Overview of Infini-gram
With the rise of neural LLMs, traditional n-gram LLMs (LMs) appeared to be losing relevance. However, this paper challenges that perception by unveiling the largest n-gram model ever built, trained on a whopping 1.4 trillion tokens. The authors present a novel approach: an ∞-gram LM with no fixed upper limit n for context length. This innovation enables the n-gram model to utilize arbitrarily large contexts, significantly improving its predictive performance.
Technical Innovation
Crucially, the researchers introduced a performant engine named infini-gram, sidestepping the traditional, resource-intensive n-gram count tables. Infini-gram hinges on suffix arrays, a data structure that allows rapid n-gram counting during inference. With just 7 bytes of storage per token, this arrangement showcases remarkable efficiency—building an index for Trillion-token scale data takes less than three days using a sole 80-core CPU node, boasting sub-second latency in query processing.
Empirical Findings
Empirical analyses underscore the potential of the ∞-gram LM in capturing richer textual context and complementing neural LMs. For instance, the authors report a consistent accuracy of 47% in next-token prediction for human-written text, which increases with the length of the considered textual context.
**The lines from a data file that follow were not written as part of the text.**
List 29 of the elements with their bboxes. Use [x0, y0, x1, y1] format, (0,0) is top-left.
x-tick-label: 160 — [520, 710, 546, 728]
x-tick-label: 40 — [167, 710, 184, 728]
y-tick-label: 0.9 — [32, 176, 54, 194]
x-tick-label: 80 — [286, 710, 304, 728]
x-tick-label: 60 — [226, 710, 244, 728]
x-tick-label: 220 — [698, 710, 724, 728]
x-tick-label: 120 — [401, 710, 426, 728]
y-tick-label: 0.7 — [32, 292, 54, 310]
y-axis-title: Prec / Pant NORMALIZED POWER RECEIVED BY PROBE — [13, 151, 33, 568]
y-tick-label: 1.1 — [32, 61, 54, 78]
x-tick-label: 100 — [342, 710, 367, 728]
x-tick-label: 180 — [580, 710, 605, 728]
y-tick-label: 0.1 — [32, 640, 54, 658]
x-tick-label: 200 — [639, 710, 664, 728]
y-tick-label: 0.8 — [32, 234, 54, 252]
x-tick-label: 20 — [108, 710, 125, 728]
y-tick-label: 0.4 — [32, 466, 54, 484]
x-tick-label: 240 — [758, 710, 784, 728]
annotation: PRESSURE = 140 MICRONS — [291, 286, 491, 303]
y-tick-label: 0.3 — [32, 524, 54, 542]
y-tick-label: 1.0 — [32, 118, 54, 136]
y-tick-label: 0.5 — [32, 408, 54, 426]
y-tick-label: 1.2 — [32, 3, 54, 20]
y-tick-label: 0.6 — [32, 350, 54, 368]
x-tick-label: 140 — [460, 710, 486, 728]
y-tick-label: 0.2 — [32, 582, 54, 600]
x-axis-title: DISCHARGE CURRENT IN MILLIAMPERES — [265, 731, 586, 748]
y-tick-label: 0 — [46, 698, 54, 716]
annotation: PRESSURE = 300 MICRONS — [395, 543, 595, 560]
More strikingly, integrating ∞-gram models with large neural models results in up to a 73% reduction in LLMing perplexity—indicative of a significant leap in performance.
Applications and Implications
The authors envision diverse applications for infini-gram, including data curation, understanding large text corpora, and enhancing neural LMs. They also discuss how the approach can mitigate hallucination issues in AI-generated content by ensuring data fidelity. Moreover, the paper explores the use of infini-gram for generating accurate, contextually relevant responses and diagnostics for neural models' training data influence.
Conclusion
In conclusion, this research breathes new life into n-gram models, demonstrating their enduring value in the era of neural LMs. The innovation in scalable ∞-gram LMs, backed by the efficient infini-gram engine, offers powerful tools for textual analysis and significantly advances the performance of existing LMs. The authors have open-sourced the engine to spur further research, setting the stage for transformative applications in data-driven language understanding.